Universities, colleges, and K-12 schools already pay for materials for their teaching faculty. If an instructor wanted to make a worksheet, they don’t need to feed coins into the department printer, nor do students need to pay the instructor for a copy of that worksheet. To give a multiple-choice exam, we don’t pay-per-use for the Scantron machine, nor do we charge students to see their grades. But when we mandate an e-learning platform and ask students to pay their own subscription fees, we’re essentially asking them to do just that: pay for this worksheet, now pay for this Scantron sheet so I can grade your multiple-choice test faster.

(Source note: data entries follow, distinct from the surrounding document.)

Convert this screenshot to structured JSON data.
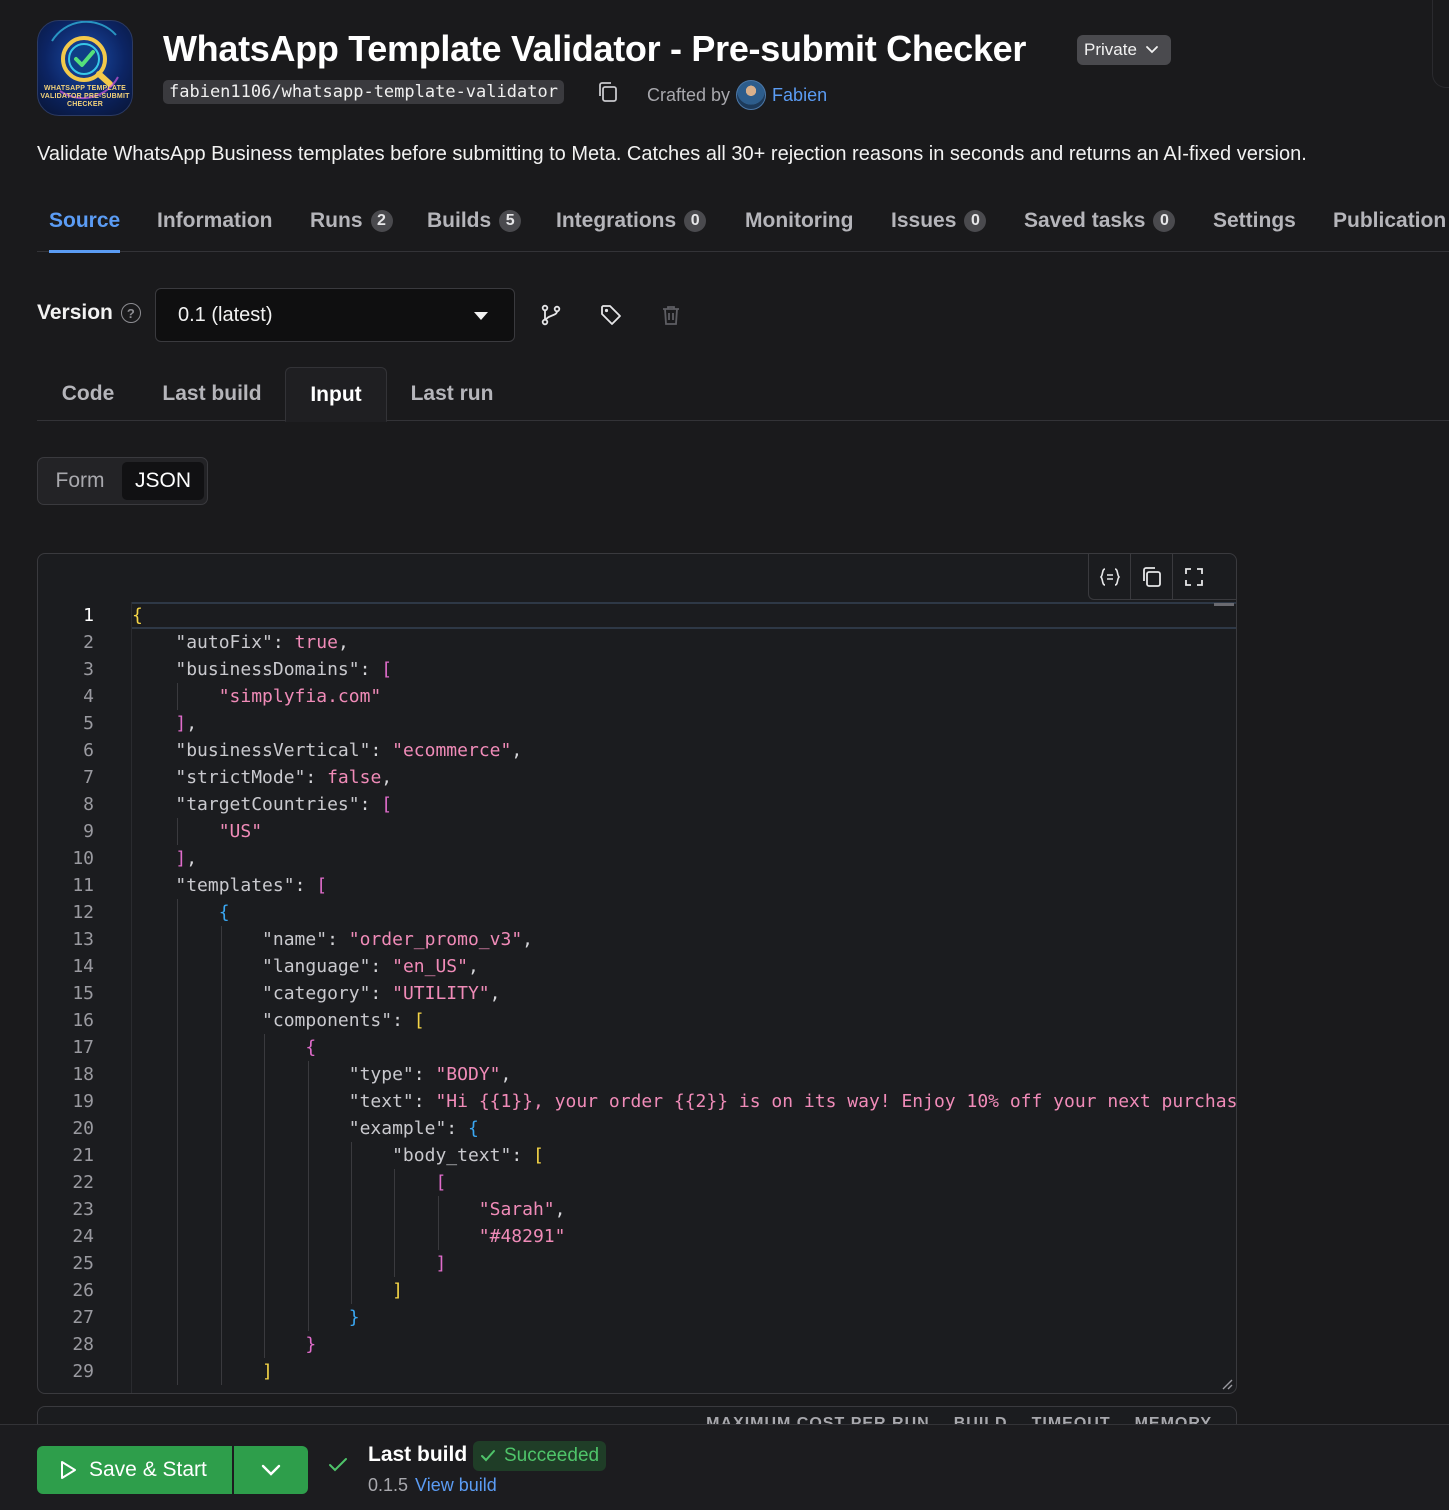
{
  "actor": {
    "logo_text": "WHATSAPP TEMPLATE VALIDATOR PRE-SUBMIT CHECKER",
    "title": "WhatsApp Template Validator - Pre-submit Checker",
    "visibility": "Private",
    "slug": "fabien1106/whatsapp-template-validator",
    "crafted_by_label": "Crafted by",
    "author": "Fabien",
    "description": "Validate WhatsApp Business templates before submitting to Meta. Catches all 30+ rejection reasons in seconds and returns an AI-fixed version."
  },
  "tabs": [
    {
      "label": "Source",
      "count": null
    },
    {
      "label": "Information",
      "count": null
    },
    {
      "label": "Runs",
      "count": "2"
    },
    {
      "label": "Builds",
      "count": "5"
    },
    {
      "label": "Integrations",
      "count": "0"
    },
    {
      "label": "Monitoring",
      "count": null
    },
    {
      "label": "Issues",
      "count": "0"
    },
    {
      "label": "Saved tasks",
      "count": "0"
    },
    {
      "label": "Settings",
      "count": null
    },
    {
      "label": "Publication",
      "count": null
    }
  ],
  "active_tab": "Source",
  "version": {
    "label": "Version",
    "help_icon": "?",
    "selected": "0.1 (latest)"
  },
  "subtabs": [
    "Code",
    "Last build",
    "Input",
    "Last run"
  ],
  "active_subtab": "Input",
  "input_mode": {
    "options": [
      "Form",
      "JSON"
    ],
    "selected": "JSON"
  },
  "editor": {
    "line_numbers": [
      "1",
      "2",
      "3",
      "4",
      "5",
      "6",
      "7",
      "8",
      "9",
      "10",
      "11",
      "12",
      "13",
      "14",
      "15",
      "16",
      "17",
      "18",
      "19",
      "20",
      "21",
      "22",
      "23",
      "24",
      "25",
      "26",
      "27",
      "28",
      "29"
    ],
    "lines": [
      [
        [
          "{",
          "b1"
        ]
      ],
      [
        [
          "    ",
          ""
        ],
        [
          "\"autoFix\"",
          "k"
        ],
        [
          ": ",
          ""
        ],
        [
          "true",
          "lit"
        ],
        [
          ",",
          ""
        ]
      ],
      [
        [
          "    ",
          ""
        ],
        [
          "\"businessDomains\"",
          "k"
        ],
        [
          ": ",
          ""
        ],
        [
          "[",
          "b2"
        ]
      ],
      [
        [
          "        ",
          ""
        ],
        [
          "\"simplyfia.com\"",
          "s"
        ]
      ],
      [
        [
          "    ",
          ""
        ],
        [
          "]",
          "b2"
        ],
        [
          ",",
          ""
        ]
      ],
      [
        [
          "    ",
          ""
        ],
        [
          "\"businessVertical\"",
          "k"
        ],
        [
          ": ",
          ""
        ],
        [
          "\"ecommerce\"",
          "s"
        ],
        [
          ",",
          ""
        ]
      ],
      [
        [
          "    ",
          ""
        ],
        [
          "\"strictMode\"",
          "k"
        ],
        [
          ": ",
          ""
        ],
        [
          "false",
          "lit"
        ],
        [
          ",",
          ""
        ]
      ],
      [
        [
          "    ",
          ""
        ],
        [
          "\"targetCountries\"",
          "k"
        ],
        [
          ": ",
          ""
        ],
        [
          "[",
          "b2"
        ]
      ],
      [
        [
          "        ",
          ""
        ],
        [
          "\"US\"",
          "s"
        ]
      ],
      [
        [
          "    ",
          ""
        ],
        [
          "]",
          "b2"
        ],
        [
          ",",
          ""
        ]
      ],
      [
        [
          "    ",
          ""
        ],
        [
          "\"templates\"",
          "k"
        ],
        [
          ": ",
          ""
        ],
        [
          "[",
          "b2"
        ]
      ],
      [
        [
          "        ",
          ""
        ],
        [
          "{",
          "b3"
        ]
      ],
      [
        [
          "            ",
          ""
        ],
        [
          "\"name\"",
          "k"
        ],
        [
          ": ",
          ""
        ],
        [
          "\"order_promo_v3\"",
          "s"
        ],
        [
          ",",
          ""
        ]
      ],
      [
        [
          "            ",
          ""
        ],
        [
          "\"language\"",
          "k"
        ],
        [
          ": ",
          ""
        ],
        [
          "\"en_US\"",
          "s"
        ],
        [
          ",",
          ""
        ]
      ],
      [
        [
          "            ",
          ""
        ],
        [
          "\"category\"",
          "k"
        ],
        [
          ": ",
          ""
        ],
        [
          "\"UTILITY\"",
          "s"
        ],
        [
          ",",
          ""
        ]
      ],
      [
        [
          "            ",
          ""
        ],
        [
          "\"components\"",
          "k"
        ],
        [
          ": ",
          ""
        ],
        [
          "[",
          "b1"
        ]
      ],
      [
        [
          "                ",
          ""
        ],
        [
          "{",
          "b2"
        ]
      ],
      [
        [
          "                    ",
          ""
        ],
        [
          "\"type\"",
          "k"
        ],
        [
          ": ",
          ""
        ],
        [
          "\"BODY\"",
          "s"
        ],
        [
          ",",
          ""
        ]
      ],
      [
        [
          "                    ",
          ""
        ],
        [
          "\"text\"",
          "k"
        ],
        [
          ": ",
          ""
        ],
        [
          "\"Hi {{1}}, your order {{2}} is on its way! Enjoy 10% off your next purchas",
          "s"
        ]
      ],
      [
        [
          "                    ",
          ""
        ],
        [
          "\"example\"",
          "k"
        ],
        [
          ": ",
          ""
        ],
        [
          "{",
          "b3"
        ]
      ],
      [
        [
          "                        ",
          ""
        ],
        [
          "\"body_text\"",
          "k"
        ],
        [
          ": ",
          ""
        ],
        [
          "[",
          "b1"
        ]
      ],
      [
        [
          "                            ",
          ""
        ],
        [
          "[",
          "b2"
        ]
      ],
      [
        [
          "                                ",
          ""
        ],
        [
          "\"Sarah\"",
          "s"
        ],
        [
          ",",
          ""
        ]
      ],
      [
        [
          "                                ",
          ""
        ],
        [
          "\"#48291\"",
          "s"
        ]
      ],
      [
        [
          "                            ",
          ""
        ],
        [
          "]",
          "b2"
        ]
      ],
      [
        [
          "                        ",
          ""
        ],
        [
          "]",
          "b1"
        ]
      ],
      [
        [
          "                    ",
          ""
        ],
        [
          "}",
          "b3"
        ]
      ],
      [
        [
          "                ",
          ""
        ],
        [
          "}",
          "b2"
        ]
      ],
      [
        [
          "            ",
          ""
        ],
        [
          "]",
          "b1"
        ]
      ]
    ]
  },
  "settings_peek": {
    "labels": [
      "MAXIMUM COST PER RUN",
      "BUILD",
      "TIMEOUT",
      "MEMORY"
    ]
  },
  "bottom_bar": {
    "save_label": "Save & Start",
    "last_build_label": "Last build",
    "status": "Succeeded",
    "build_version": "0.1.5",
    "view_build_label": "View build"
  },
  "colors": {
    "accent": "#5b9cf4",
    "success": "#2e9e4b",
    "background": "#1a1a1c"
  }
}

Educational institutions front the costs for traditional resources: pens, paper, printers, ink, copiers, grading machines, library books. They also pay for electronic access to journals and to Learning Management Systems (LMS) like BlackBoard or Google Classroom. Why can’t they also cover these e-learning subscriptions? Surely the institution can negotiate better rates for bulk license purchases. Tuition might have to go up, but the cost to each individual student would go down, as they wouldn’t have to pay out of pocket directly to restrictive publishers with oppressive pricing models (we’ll have to shelve the discussion on how textbook authors don’t get paid well by these educational publishers).

“Why should my tuition go up just to subsidize someone who can’t afford to spend money on course materials for a degree?”, a disaffected, cynical, individualist might ask. All students’ tuition and fees go towards resources which they may not take advantage of, whether it’s the library, computer labs, free printing, campus buses/shuttles, Wi-Fi, free parking lots, bike racks, free tutors in the writing center, the salaries of professors in other departments, maintaining labs, sports programs, recreational facilities, or dining halls. These services and facilities improve the quality of life and learning for all students, staff, and faculty at these institutions. Everyone benefits from access to this wealth of resources.

We adopt these e-learning platforms to make our lives as instructors easier, but we do so at greater direct cost to our students, potentially preventing participation in the educational process. The least we can do is ensure that our institutions are footing the bill so we’re not pricing out those who can’t afford the shakedown.